Counseling psychology students learn next step on 'match day'
This year's annual "match day" for University of Georgia counseling psychology students recently resulted in placements for doctoral students across the country.
The annual event, similar to one celebrated by pre-med students at UGA, places students in the UGA College of Education's counseling psychology program into psychology-based environments. Students spend this critical third or fourth year of their doctoral program as an intern at universities, medical centers and other training sites, where they put into practice what they have been studying in their coursework.
Of the 19 students seeking placement, 18 found a match by April, said associate professor Bernadette Heckman, director of clinical training for the College's counseling psychology program. This high rate of placements is one of several reasons to celebrate the students' next steps, she said.
"While our program is proud of this 95 percent internship match rate—which is an extremely rare match rate for such a large number of applicants—we are even more proud of our students, whose hard work and perseverance has enabled them to obtain these highly competitive internship placements," she added.
The range of placements was wide in terms of both geographic location and type of organization. For example, some students were matched with university-based counseling sites, such as the Georgia Tech Counseling Center or the Emory University Counseling Center. Others will be working with specialized sites such as the North Carolina Department of Public Safety, University of Colorado School of Medicine, the Travis County Juvenile Probation Department or Veterans' Affairs medical centers in Durham, North Carolina, or Long Beach, California.
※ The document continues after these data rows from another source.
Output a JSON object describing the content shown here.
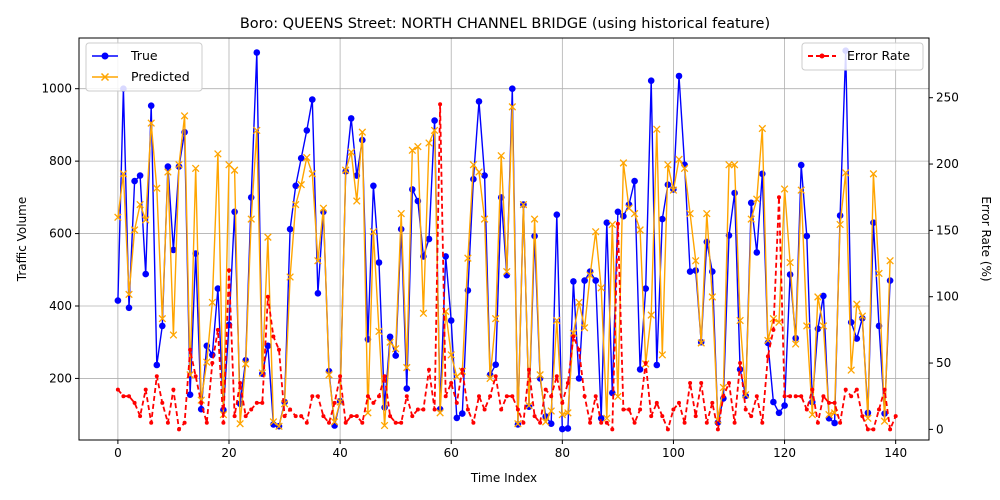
{
  "chart_data": {
    "type": "line",
    "title": "Boro: QUEENS Street: NORTH CHANNEL BRIDGE (using historical feature)",
    "xlabel": "Time Index",
    "ylabel": "Traffic Volume",
    "y2label": "Error Rate (%)",
    "xlim": [
      -7,
      146
    ],
    "ylim": [
      30,
      1140
    ],
    "y2lim": [
      -8,
      295
    ],
    "xticks": [
      0,
      20,
      40,
      60,
      80,
      100,
      120,
      140
    ],
    "yticks": [
      200,
      400,
      600,
      800,
      1000
    ],
    "y2ticks": [
      0,
      50,
      100,
      150,
      200,
      250
    ],
    "grid": true,
    "series": [
      {
        "name": "True",
        "color": "#0000ff",
        "marker": "circle",
        "axis": "left",
        "values": [
          415,
          1000,
          395,
          745,
          760,
          488,
          953,
          237,
          345,
          785,
          555,
          785,
          880,
          155,
          545,
          115,
          290,
          265,
          448,
          113,
          348,
          660,
          130,
          250,
          700,
          1100,
          213,
          290,
          73,
          68,
          135,
          612,
          732,
          808,
          885,
          970,
          435,
          660,
          220,
          70,
          137,
          772,
          918,
          760,
          858,
          308,
          732,
          520,
          120,
          315,
          263,
          612,
          172,
          722,
          690,
          537,
          585,
          912,
          115,
          537,
          360,
          91,
          103,
          443,
          750,
          965,
          760,
          210,
          238,
          700,
          485,
          1000,
          73,
          680,
          122,
          593,
          200,
          95,
          75,
          652,
          60,
          62,
          468,
          200,
          470,
          495,
          470,
          90,
          630,
          160,
          660,
          648,
          680,
          745,
          225,
          448,
          1022,
          237,
          640,
          735,
          722,
          1035,
          790,
          495,
          498,
          300,
          577,
          495,
          78,
          145,
          595,
          712,
          225,
          152,
          685,
          548,
          765,
          298,
          135,
          105,
          125,
          487,
          311,
          789,
          593,
          135,
          337,
          428,
          90,
          77,
          650,
          1105,
          355,
          310,
          366,
          105,
          630,
          345,
          103,
          470
        ]
      },
      {
        "name": "Predicted",
        "color": "#ffa500",
        "marker": "x",
        "axis": "left",
        "values": [
          645,
          765,
          432,
          610,
          680,
          638,
          905,
          725,
          365,
          770,
          320,
          790,
          925,
          210,
          780,
          140,
          245,
          410,
          820,
          100,
          790,
          775,
          75,
          240,
          640,
          885,
          215,
          590,
          80,
          68,
          130,
          480,
          680,
          735,
          810,
          765,
          525,
          670,
          210,
          80,
          135,
          775,
          825,
          690,
          880,
          105,
          605,
          330,
          70,
          300,
          282,
          655,
          230,
          830,
          840,
          380,
          850,
          885,
          105,
          385,
          265,
          205,
          220,
          532,
          790,
          770,
          640,
          200,
          365,
          815,
          495,
          950,
          75,
          680,
          125,
          640,
          210,
          80,
          110,
          360,
          100,
          105,
          325,
          410,
          340,
          485,
          605,
          450,
          90,
          625,
          150,
          795,
          670,
          655,
          610,
          240,
          375,
          888,
          265,
          790,
          720,
          805,
          780,
          655,
          525,
          298,
          655,
          425,
          85,
          175,
          790,
          790,
          360,
          155,
          640,
          695,
          890,
          305,
          365,
          355,
          723,
          520,
          295,
          720,
          345,
          100,
          425,
          345,
          100,
          105,
          625,
          768,
          223,
          405,
          372,
          90,
          765,
          490,
          82,
          525
        ]
      },
      {
        "name": "Error Rate",
        "color": "#ff0000",
        "marker": "dot",
        "axis": "right",
        "dashed": true,
        "values": [
          30,
          25,
          25,
          20,
          10,
          30,
          5,
          40,
          20,
          5,
          30,
          0,
          5,
          60,
          40,
          20,
          5,
          50,
          75,
          5,
          120,
          10,
          35,
          10,
          15,
          20,
          20,
          100,
          70,
          60,
          10,
          15,
          10,
          10,
          5,
          25,
          25,
          10,
          5,
          20,
          40,
          5,
          10,
          10,
          5,
          25,
          20,
          25,
          40,
          10,
          5,
          5,
          25,
          10,
          15,
          15,
          45,
          15,
          245,
          25,
          35,
          20,
          45,
          15,
          5,
          25,
          15,
          25,
          40,
          15,
          25,
          25,
          15,
          5,
          45,
          10,
          5,
          30,
          25,
          40,
          20,
          35,
          70,
          60,
          25,
          5,
          25,
          5,
          5,
          0,
          155,
          15,
          15,
          5,
          15,
          50,
          10,
          20,
          10,
          0,
          15,
          20,
          5,
          35,
          10,
          35,
          5,
          20,
          0,
          25,
          35,
          5,
          50,
          15,
          10,
          25,
          5,
          55,
          75,
          175,
          25,
          25,
          25,
          25,
          15,
          30,
          5,
          25,
          20,
          20,
          5,
          30,
          25,
          30,
          10,
          0,
          0,
          15,
          30,
          0,
          10
        ]
      }
    ],
    "legend_left": {
      "placement": "upper-left",
      "entries": [
        "True",
        "Predicted"
      ]
    },
    "legend_right": {
      "placement": "upper-right",
      "entries": [
        "Error Rate"
      ]
    }
  }
}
Other students were placed at Texas A&M, University of Memphis, University of Oregon, Texas Women's University and Boston University.
This upcoming year for the students is a time to hone professional skills and refine their real-world, professional counseling experiences. Doctoral student Courtney Williams said while her upcoming year at the University of Memphis doesn't necessarily align with her research—her dissertation focuses on self-image among girls and teens of color—it still aligns with her clinical values and interests and will allow her to work with students of marginalized identities.
"I'll be working at the University of Memphis Counseling Center," she said. "There, I'll be supervising practicum students, seeing students for individual therapy, facilitating groups, implementing outreach programs and administering psychological evaluations. Additionally, I hope to integrate some of my research into some of the outreach programs and clinical work I will be doing."
The placements are also reflective of the varying settings graduates of the counseling psychology land in the professional world. The UGA College of Education department of counseling and human development services has a long history of serving as a state and national training site, and the program encourages research and community engagement focusing on social justice, underserved populations, and access and inclusion.